The Congressional Review Act, passed in 1996, gives Congress the right to repeal rules issued by federal agencies. The CRA needs a majority of both Houses of Congress and a signature by the president to become effective.
In the case of the mandate, Democratic Senators Joe Manchin (W.V.) and Jon Tester (Mont.) joined all 50 Republicans in voting against the rule. The legislation now moves on to the House where it faces an uncertain fate. Several House Democrats have expressed reservations about the mandate but it’s unknown if there are enough Democrats in opposition to pass it.
It’s a moot point because Joe Biden will almost certainly veto any repeal legislation that hits his desk and there aren’t enough votes to override.
The resolution faces an uphill path in the House, where Republicans aren’t able to use a similar fast-track process to force a vote over the objections of Democratic leadership. Instead, Republicans are hoping to get the simple majority needed to force a vote through a discharge petition, which will require support from a handful of House Democrats.
But Republicans view Wednesday’s Senate vote as a significant win, and it’s the first time they’ve been able to use the Congressional Review Act to successfully get a resolution targeting a Biden rule through the Senate.
The discharge petition requires a super-majority of 290 House votes. It’s used when the opposition refuses to bring a bill to the floor for a vote. Republicans are not likely to find more than a handful of Democrats in the House willing to go against Biden on the mandate so the effort to repeal the rule will almost certainly die there.

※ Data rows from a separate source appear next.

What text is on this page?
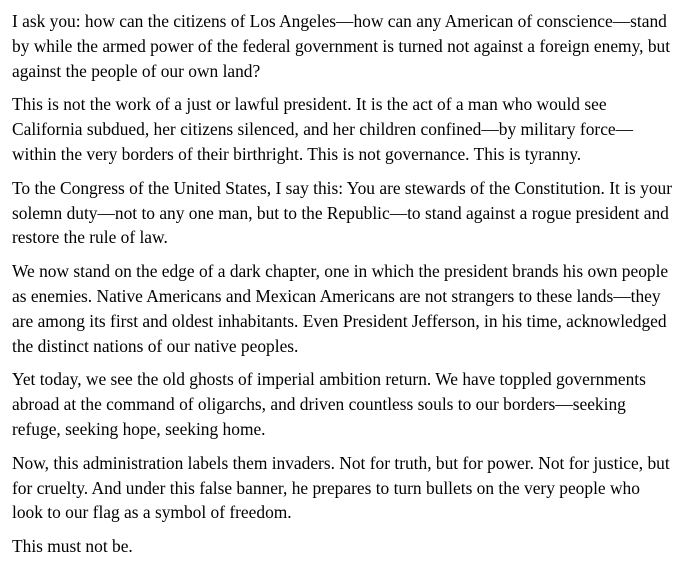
I ask you: how can the citizens of Los Angeles—how can any American of conscience—stand by while the armed power of the federal government is turned not against a foreign enemy, but against the people of our own land?

This is not the work of a just or lawful president. It is the act of a man who would see California subdued, her citizens silenced, and her children confined—by military force—within the very borders of their birthright. This is not governance. This is tyranny.

To the Congress of the United States, I say this: You are stewards of the Constitution. It is your solemn duty—not to any one man, but to the Republic—to stand against a rogue president and restore the rule of law.

We now stand on the edge of a dark chapter, one in which the president brands his own people as enemies. Native Americans and Mexican Americans are not strangers to these lands—they are among its first and oldest inhabitants. Even President Jefferson, in his time, acknowledged the distinct nations of our native peoples.

Yet today, we see the old ghosts of imperial ambition return. We have toppled governments abroad at the command of oligarchs, and driven countless souls to our borders—seeking refuge, seeking hope, seeking home.

Now, this administration labels them invaders. Not for truth, but for power. Not for justice, but for cruelty. And under this false banner, he prepares to turn bullets on the very people who look to our flag as a symbol of freedom.

This must not be.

So the White House — losing in the Senate, losing in the courts — has fallen back on its tried and true strategy of trying to scare the pants off the American people.
“We certainly hope the Senate, Congress, will stand up to the anti-vaccine and -testing crowd, and we’re going to continue to work to implement these. If it comes to the president’s desk, he will veto it,” White House press secretary Jen Psaki told reporters.
“We’ve got a new variant, and cases are rising. President’s been clear. We’ll use every tool to protect the American people, and we hope others will join us in that effort,” she added.
The Democrats have decided to equate opposition to forced mandates with opposition to getting vaccinated. No doubt there are some people opposing the mandate who are dubious about getting jabbed. But many people opposing the mandate oppose it because it smacks of tyranny to force anyone to put anything in their body against their will.
Tell that to Chuck Schumer:
Many Democrats, meanwhile, blasted the vote as irresponsible, especially because the Biden administration’s rules open the door for employers to administer tests on a weekly basis for those who do not want a vaccine. Senate Majority Leader Charles E. Schumer (D-N.Y.) at one point Wednesday even likened the motivations behind the repeal effort to those who insist the Earth is flat.
“I know wild stories on the Internet, lies sometimes get in people’s heads, but we can’t listen to lies,” Schumer said on the chamber floor in the hours before the vote. “We’re a fact-based society. We always have been.”
There’s plenty of misinformation circulating on the internet on both sides of this issue. But Democrats are allergic to letting people think and act for themselves. That’s what this debate is really all about: Do you trust the people to make rational, thoughtful decisions for themselves and their families, or don’t you?